Namenda generates about $1.5 billion in annual sales.

Instead, doctors are being asked to transition patients to Namenda XR, a once daily pill which has additional patent protection and is unlikely to go generic for years.

It's a strategy called "forced switch."

One of the patients affected by the maneuver is Mike Hitch, 54, who has early onset dementia and takes Namenda IR twice a day.

"I may have dementia and Alzheimer's and all that, but they're gonna make millions, billions of dollars off of it and get everybody switched to their XR version before they can even get hold of a generic," Hitch said.

Namenda generates about $1.5 billion in annual sales. So loss of Namenda's patent protection could translate to more than a billion dollars in lost revenue a year.
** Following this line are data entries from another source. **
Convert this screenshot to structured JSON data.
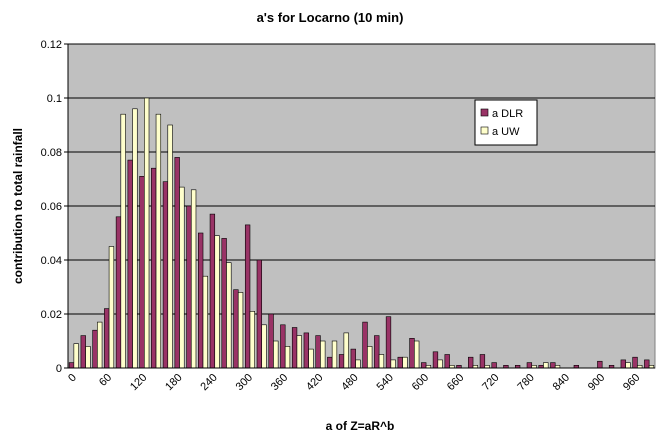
{
  "chart_data": {
    "type": "bar",
    "title": "a's for Locarno (10 min)",
    "xlabel": "a of Z=aR^b",
    "ylabel": "contribution to total rainfall",
    "categories": [
      "0",
      null,
      null,
      "60",
      null,
      null,
      "120",
      null,
      null,
      "180",
      null,
      null,
      "240",
      null,
      null,
      "300",
      null,
      null,
      "360",
      null,
      null,
      "420",
      null,
      null,
      "480",
      null,
      null,
      "540",
      null,
      null,
      "600",
      null,
      null,
      "660",
      null,
      null,
      "720",
      null,
      null,
      "780",
      null,
      null,
      "840",
      null,
      null,
      "900",
      null,
      null,
      "960",
      null
    ],
    "series": [
      {
        "name": "a DLR",
        "color": "#993366",
        "values": [
          0.002,
          0.012,
          0.014,
          0.022,
          0.056,
          0.077,
          0.071,
          0.074,
          0.069,
          0.078,
          0.06,
          0.05,
          0.057,
          0.048,
          0.029,
          0.053,
          0.04,
          0.02,
          0.016,
          0.015,
          0.013,
          0.012,
          0.004,
          0.005,
          0.007,
          0.017,
          0.012,
          0.019,
          0.004,
          0.011,
          0.002,
          0.006,
          0.005,
          0.001,
          0.004,
          0.005,
          0.002,
          0.001,
          0.001,
          0.002,
          0.001,
          0.002,
          0,
          0.001,
          0,
          0.0025,
          0.001,
          0.003,
          0.004,
          0.003
        ]
      },
      {
        "name": "a UW",
        "color": "#ffffcc",
        "values": [
          0.009,
          0.008,
          0.017,
          0.045,
          0.094,
          0.096,
          0.1,
          0.094,
          0.09,
          0.067,
          0.066,
          0.034,
          0.049,
          0.039,
          0.028,
          0.021,
          0.016,
          0.01,
          0.008,
          0.012,
          0.007,
          0.01,
          0.01,
          0.013,
          0.003,
          0.008,
          0.005,
          0.003,
          0.004,
          0.01,
          0.001,
          0.003,
          0.001,
          0,
          0.001,
          0.001,
          0,
          0,
          0,
          0.001,
          0.002,
          0.001,
          0,
          0,
          0,
          0,
          0,
          0.002,
          0.001,
          0.001
        ]
      }
    ],
    "ylim": [
      0,
      0.12
    ],
    "yticks": [
      0,
      0.02,
      0.04,
      0.06,
      0.08,
      0.1,
      0.12
    ],
    "grid": true,
    "plot_background": "#c0c0c0",
    "legend": "upper right"
  }
}
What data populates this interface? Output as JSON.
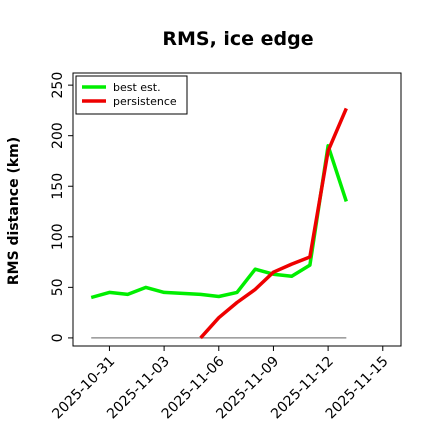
{
  "chart_data": {
    "type": "line",
    "title": "RMS, ice edge",
    "xlabel": "",
    "ylabel": "RMS distance (km)",
    "x": [
      "2025-10-30",
      "2025-10-31",
      "2025-11-01",
      "2025-11-02",
      "2025-11-03",
      "2025-11-04",
      "2025-11-05",
      "2025-11-06",
      "2025-11-07",
      "2025-11-08",
      "2025-11-09",
      "2025-11-10",
      "2025-11-11",
      "2025-11-12",
      "2025-11-13"
    ],
    "x_tick_labels": [
      "2025-10-31",
      "2025-11-03",
      "2025-11-06",
      "2025-11-09",
      "2025-11-12",
      "2025-11-15"
    ],
    "y_ticks": [
      0,
      50,
      100,
      150,
      200,
      250
    ],
    "ylim": [
      -8,
      262
    ],
    "xlim": [
      "2025-10-29",
      "2025-11-16"
    ],
    "series": [
      {
        "name": "best est.",
        "color": "#00ee00",
        "x": [
          "2025-10-30",
          "2025-10-31",
          "2025-11-01",
          "2025-11-02",
          "2025-11-03",
          "2025-11-04",
          "2025-11-05",
          "2025-11-06",
          "2025-11-07",
          "2025-11-08",
          "2025-11-09",
          "2025-11-10",
          "2025-11-11",
          "2025-11-12",
          "2025-11-13"
        ],
        "values": [
          40,
          45,
          43,
          50,
          45,
          44,
          43,
          41,
          45,
          68,
          63,
          61,
          72,
          190,
          135
        ]
      },
      {
        "name": "persistence",
        "color": "#ee0000",
        "x": [
          "2025-11-05",
          "2025-11-06",
          "2025-11-07",
          "2025-11-08",
          "2025-11-09",
          "2025-11-10",
          "2025-11-11",
          "2025-11-12",
          "2025-11-13"
        ],
        "values": [
          0,
          20,
          35,
          48,
          65,
          73,
          80,
          185,
          227
        ]
      }
    ],
    "reference_line": {
      "y": 0,
      "from": "2025-10-30",
      "to": "2025-11-13",
      "color": "#808080"
    },
    "legend_position": "top-left",
    "grid": false
  }
}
Attorney General Schneiderman's lawsuit seeks to block Namenda's maker, Forest Laboratories, and its parent company, Actavis, from withdrawing the drug, calling the strategy illegal and charging: "forced switch is an effort to game the regulatory system and manipulate patients and physicians through business practices that...impede competition from cheaper generic drugs and perpetuate Defendants' monopoly profits."

One of the patients affected by the maneuver is Mike Hitch, 54, who has early onset dementia.

"This is hundreds of millions of dollars that will either be paid by Alzheimer's patients or by all of us because 70 percent of these patients rely on Medicare or Medicaid," Schneiderman said in an interview with CBS News.

CBS News reached out to Actavis late Monday. The company said it does not comment on pending litigation.

Forest Laboratories CEO Brent Saunders, who is now CEO of Actavis, discussed Namenda during a Forest Laboratories conference call in January. CBS News obtained a recording of the call.

In the recording, Saunders says: "...we believe that by potentially doing a forced switch, we will hold on to a large share of our base users."

He also addressed the challenges generic companies face following a forced switch.

Saunders says: "It's very difficult for the generics, then, to reverse commute back, at least with the existing RXs. They don't have the sales force, they don't have the capabilities... (to go do that. Doesn't mean that it can't happen, it just becomes very difficult) and is an obstacle that will allow us to, I think, again, go into a slow decline versus a complete cliff."

When generic companies compete, the price of a drug usually drops 70 to 80 percent. Attorney General Schneiderman says the tactics of the company threaten access to a cheaper medication for this especially vulnerable population.